Any they should, since SE is gaining momentum on the market. For some
reason vodafone is busier figuring out how their SOA portfolio should
look like for their potential customers than to actually address
unimportant things like a buggy TCP stack. Either we find out directly
what's wrong with those phones or we try to find an elegant solution
for LVS, without breaking it for all the other people. The immediate
fix I have in mind is too intrusive and severely lacks security, so we
have to think about it a bit.
I found the problem!
Congratulations!
By solving another problem it appeared that new Sony Ericsson phones
cannot
reconstruct fragmented packets!
This is sad.
Our IPVS director host communicates with phones via GRE tunnel with MTU
1476.
So when full size packet arrives, director chops it into two fragments
sends
them to phone and SE phones goes crazy.
Can you do some more tests to verify this 100%? If this is the case,
I'll might get my August phone bill canceled, since I can claim that I
had a high re-transmission rate and connection lookup which caused the
huge amount of transferred bytes over edge yielding those costs which
had nothing to do with my field tests :).

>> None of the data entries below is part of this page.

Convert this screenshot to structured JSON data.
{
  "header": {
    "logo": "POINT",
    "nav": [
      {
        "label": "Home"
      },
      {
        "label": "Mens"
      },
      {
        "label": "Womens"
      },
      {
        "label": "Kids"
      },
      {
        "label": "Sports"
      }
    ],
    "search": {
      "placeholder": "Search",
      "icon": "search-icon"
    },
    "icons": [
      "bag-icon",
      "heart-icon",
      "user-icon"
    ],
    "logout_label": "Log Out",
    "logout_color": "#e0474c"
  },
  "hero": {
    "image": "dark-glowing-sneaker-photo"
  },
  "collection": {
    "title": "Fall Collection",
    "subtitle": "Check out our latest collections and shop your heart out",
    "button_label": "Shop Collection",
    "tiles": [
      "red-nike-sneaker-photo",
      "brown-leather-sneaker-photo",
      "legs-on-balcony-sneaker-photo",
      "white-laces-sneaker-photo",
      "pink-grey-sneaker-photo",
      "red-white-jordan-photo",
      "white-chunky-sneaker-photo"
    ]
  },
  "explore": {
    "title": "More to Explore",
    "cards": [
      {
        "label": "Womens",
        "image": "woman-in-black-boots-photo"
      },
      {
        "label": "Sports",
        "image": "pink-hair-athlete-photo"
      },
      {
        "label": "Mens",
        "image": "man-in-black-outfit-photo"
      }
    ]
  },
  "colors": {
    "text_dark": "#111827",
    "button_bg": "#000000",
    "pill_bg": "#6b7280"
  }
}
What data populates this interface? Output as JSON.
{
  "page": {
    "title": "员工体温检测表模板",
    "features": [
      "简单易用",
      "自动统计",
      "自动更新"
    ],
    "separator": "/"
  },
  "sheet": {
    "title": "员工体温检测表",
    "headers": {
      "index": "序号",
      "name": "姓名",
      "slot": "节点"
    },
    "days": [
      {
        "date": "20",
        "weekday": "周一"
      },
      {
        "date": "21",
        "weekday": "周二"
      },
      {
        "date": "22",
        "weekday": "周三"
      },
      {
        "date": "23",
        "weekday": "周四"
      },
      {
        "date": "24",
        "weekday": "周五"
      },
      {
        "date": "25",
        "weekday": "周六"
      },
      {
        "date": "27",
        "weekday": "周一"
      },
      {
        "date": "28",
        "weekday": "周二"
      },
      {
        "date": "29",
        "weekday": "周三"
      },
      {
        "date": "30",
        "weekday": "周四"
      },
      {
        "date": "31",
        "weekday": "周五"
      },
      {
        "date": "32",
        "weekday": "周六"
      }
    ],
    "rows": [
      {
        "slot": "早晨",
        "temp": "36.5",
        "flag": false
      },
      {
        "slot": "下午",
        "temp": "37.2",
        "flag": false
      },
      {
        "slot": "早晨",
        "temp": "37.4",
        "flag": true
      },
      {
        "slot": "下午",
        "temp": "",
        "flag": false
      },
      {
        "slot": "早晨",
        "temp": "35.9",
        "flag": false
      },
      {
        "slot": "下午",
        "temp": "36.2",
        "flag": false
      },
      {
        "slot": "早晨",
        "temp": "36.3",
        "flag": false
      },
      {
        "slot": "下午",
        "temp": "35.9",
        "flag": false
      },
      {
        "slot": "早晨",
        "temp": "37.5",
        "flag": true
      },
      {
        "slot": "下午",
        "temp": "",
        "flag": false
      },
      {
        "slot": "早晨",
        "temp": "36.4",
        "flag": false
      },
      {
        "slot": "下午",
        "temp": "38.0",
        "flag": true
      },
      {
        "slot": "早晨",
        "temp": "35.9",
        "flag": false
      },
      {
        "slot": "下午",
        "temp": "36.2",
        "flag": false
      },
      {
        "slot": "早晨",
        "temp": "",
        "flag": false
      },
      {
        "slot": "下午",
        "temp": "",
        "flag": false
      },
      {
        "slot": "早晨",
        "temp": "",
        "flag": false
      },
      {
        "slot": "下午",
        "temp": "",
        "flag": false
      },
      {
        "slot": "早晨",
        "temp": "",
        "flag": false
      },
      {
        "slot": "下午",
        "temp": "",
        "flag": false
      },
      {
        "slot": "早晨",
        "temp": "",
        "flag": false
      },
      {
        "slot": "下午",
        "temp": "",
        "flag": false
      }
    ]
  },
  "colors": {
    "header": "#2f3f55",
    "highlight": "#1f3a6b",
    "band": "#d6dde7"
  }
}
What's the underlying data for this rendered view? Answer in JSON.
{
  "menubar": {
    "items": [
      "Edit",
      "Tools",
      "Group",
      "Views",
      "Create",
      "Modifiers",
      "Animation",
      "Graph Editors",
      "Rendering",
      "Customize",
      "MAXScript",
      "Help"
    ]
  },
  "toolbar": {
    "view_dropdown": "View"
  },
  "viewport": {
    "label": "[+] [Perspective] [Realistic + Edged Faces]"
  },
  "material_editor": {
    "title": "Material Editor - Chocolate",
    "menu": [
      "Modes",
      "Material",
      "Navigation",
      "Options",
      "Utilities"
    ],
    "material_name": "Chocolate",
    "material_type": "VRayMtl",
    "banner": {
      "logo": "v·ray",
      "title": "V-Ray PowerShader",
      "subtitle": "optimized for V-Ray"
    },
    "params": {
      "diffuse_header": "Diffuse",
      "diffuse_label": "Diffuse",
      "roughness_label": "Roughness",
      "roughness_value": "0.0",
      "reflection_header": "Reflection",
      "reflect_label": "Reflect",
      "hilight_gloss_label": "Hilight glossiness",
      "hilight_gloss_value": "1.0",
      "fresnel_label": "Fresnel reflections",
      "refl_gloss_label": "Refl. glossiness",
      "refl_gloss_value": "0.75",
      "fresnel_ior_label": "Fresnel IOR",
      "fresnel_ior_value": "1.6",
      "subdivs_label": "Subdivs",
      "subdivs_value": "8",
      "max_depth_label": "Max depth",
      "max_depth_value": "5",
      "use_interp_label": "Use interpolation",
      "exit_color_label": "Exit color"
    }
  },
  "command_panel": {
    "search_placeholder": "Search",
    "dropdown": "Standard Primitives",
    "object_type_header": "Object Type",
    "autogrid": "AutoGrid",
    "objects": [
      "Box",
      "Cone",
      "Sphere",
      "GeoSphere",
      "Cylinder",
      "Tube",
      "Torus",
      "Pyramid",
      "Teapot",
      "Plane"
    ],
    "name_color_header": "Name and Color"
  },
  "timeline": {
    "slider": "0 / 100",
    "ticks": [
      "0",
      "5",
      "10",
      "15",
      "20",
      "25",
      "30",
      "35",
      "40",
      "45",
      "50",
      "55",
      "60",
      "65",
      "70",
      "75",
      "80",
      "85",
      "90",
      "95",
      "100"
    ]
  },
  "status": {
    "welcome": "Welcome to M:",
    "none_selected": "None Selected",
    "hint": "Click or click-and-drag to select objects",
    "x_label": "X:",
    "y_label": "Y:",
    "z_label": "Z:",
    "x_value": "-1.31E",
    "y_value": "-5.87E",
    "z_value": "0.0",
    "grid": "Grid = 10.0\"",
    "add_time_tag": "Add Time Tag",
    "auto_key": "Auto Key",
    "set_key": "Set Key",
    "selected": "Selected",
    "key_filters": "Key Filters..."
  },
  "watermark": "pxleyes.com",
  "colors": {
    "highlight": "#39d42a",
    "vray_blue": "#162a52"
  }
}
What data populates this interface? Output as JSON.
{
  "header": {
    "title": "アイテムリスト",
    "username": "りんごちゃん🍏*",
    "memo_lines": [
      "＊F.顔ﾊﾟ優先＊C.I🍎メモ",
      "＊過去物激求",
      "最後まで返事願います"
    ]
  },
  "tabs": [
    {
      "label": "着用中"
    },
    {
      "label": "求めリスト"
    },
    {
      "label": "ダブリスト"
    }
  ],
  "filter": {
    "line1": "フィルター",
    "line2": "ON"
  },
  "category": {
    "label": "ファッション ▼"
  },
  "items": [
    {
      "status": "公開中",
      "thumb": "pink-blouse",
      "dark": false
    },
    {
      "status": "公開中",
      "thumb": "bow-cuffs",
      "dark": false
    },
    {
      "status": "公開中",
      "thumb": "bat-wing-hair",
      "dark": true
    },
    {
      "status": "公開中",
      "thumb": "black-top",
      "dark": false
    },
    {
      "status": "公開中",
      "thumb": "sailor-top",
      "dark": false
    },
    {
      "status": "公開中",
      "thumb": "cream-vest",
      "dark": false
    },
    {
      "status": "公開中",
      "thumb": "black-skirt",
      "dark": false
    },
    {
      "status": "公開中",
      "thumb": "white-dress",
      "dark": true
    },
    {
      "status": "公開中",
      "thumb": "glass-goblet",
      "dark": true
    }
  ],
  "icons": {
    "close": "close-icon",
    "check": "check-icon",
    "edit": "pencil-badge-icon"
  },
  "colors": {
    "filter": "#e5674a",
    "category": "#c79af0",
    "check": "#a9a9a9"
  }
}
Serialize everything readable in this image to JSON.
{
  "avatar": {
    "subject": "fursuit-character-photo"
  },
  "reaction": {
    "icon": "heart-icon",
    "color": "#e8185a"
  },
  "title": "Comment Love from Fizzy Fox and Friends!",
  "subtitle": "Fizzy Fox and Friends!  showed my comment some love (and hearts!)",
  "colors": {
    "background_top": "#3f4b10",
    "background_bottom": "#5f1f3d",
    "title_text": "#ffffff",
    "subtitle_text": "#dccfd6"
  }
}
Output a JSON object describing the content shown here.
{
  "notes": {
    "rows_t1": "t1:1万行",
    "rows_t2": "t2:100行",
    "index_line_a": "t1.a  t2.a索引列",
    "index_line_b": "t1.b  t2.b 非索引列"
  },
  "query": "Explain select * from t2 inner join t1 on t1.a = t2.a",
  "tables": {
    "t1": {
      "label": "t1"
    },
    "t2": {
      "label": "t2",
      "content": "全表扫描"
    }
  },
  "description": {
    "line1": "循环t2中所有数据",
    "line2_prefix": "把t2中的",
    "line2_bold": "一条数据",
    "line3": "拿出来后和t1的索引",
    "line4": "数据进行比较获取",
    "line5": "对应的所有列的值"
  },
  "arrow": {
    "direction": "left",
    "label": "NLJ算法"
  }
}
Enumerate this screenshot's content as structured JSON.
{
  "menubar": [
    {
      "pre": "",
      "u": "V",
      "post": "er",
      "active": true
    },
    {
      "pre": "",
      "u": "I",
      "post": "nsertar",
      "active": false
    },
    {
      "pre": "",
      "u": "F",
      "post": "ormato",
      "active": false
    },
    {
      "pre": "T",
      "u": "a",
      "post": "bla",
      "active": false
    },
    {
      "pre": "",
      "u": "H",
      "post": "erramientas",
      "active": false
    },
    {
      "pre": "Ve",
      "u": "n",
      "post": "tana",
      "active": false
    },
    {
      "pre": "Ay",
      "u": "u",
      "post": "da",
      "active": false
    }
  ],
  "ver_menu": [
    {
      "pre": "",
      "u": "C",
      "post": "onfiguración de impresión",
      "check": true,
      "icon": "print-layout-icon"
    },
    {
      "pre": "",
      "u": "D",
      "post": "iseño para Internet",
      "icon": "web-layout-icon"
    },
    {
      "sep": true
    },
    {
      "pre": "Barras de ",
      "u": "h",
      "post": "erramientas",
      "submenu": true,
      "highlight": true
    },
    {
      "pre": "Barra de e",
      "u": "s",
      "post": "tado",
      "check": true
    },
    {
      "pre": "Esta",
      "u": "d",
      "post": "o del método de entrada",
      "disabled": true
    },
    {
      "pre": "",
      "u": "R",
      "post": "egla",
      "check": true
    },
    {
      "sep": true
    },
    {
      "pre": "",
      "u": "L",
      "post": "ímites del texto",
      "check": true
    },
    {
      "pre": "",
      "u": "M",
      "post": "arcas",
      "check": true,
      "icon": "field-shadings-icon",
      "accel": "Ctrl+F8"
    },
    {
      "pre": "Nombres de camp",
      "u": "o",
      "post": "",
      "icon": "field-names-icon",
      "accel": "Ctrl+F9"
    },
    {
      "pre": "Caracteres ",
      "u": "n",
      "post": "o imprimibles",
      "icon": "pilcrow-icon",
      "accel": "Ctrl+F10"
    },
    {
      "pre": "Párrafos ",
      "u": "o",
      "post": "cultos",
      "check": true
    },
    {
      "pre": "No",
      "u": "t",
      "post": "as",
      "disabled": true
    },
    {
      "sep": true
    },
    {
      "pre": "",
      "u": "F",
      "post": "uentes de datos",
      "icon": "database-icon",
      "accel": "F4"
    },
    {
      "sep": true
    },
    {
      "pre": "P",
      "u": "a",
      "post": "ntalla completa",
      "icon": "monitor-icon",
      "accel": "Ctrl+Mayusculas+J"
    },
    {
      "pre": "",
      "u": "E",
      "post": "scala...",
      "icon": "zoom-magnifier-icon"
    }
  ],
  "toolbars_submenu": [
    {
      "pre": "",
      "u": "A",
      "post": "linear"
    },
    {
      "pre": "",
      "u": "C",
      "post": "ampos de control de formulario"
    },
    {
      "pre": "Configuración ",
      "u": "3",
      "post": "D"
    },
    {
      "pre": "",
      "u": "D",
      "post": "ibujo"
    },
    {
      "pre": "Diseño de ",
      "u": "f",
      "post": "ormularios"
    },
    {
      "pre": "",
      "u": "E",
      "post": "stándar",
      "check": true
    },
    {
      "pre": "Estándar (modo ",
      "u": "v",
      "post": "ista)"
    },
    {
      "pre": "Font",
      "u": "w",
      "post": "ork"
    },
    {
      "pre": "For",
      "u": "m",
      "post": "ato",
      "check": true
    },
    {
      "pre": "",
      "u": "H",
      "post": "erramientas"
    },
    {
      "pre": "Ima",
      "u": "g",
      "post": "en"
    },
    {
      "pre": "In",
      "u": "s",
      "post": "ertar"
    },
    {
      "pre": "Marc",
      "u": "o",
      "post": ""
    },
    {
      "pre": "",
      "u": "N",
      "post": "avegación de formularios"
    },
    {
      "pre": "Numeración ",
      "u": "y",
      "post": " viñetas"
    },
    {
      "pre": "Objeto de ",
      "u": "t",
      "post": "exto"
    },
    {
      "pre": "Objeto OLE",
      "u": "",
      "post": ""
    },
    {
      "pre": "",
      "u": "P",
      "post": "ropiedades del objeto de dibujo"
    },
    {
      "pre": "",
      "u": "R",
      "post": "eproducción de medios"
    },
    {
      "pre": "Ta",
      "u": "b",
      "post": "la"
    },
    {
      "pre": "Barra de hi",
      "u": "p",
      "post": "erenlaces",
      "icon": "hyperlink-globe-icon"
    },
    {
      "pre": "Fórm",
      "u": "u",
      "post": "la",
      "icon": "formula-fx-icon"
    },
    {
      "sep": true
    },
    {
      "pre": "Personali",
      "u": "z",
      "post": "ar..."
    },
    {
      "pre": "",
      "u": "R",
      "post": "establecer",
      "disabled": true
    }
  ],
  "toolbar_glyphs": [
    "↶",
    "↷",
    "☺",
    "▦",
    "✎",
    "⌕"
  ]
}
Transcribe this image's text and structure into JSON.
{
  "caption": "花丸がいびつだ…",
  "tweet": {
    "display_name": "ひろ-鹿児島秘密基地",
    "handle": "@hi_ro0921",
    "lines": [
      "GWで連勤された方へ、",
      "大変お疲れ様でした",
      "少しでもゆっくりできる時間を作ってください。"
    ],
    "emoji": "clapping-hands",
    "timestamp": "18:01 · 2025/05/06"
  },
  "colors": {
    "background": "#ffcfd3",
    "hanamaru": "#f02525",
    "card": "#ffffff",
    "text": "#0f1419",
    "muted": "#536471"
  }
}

To resolve it I had to add one more hack:
iptables -A INPUT -p tcp -m mark --mark 0x1 -m tcp --tcp-flags SYN,RST
SYN -m tcpmss --mss ! 0:1430 -j TCPMSS --set-mss 1430
Why don't you add this to your routing table 100?
ip route change default via $dgw dev $intf mtu 1430 table 100
Like this only GRE will be forced to a lower mtu and not the whole machine.
Now I'm changing MSS to 1430 from default 1460 and TCP/IP packets
arrives less
than 1476 bytes (tunnel interface MTU).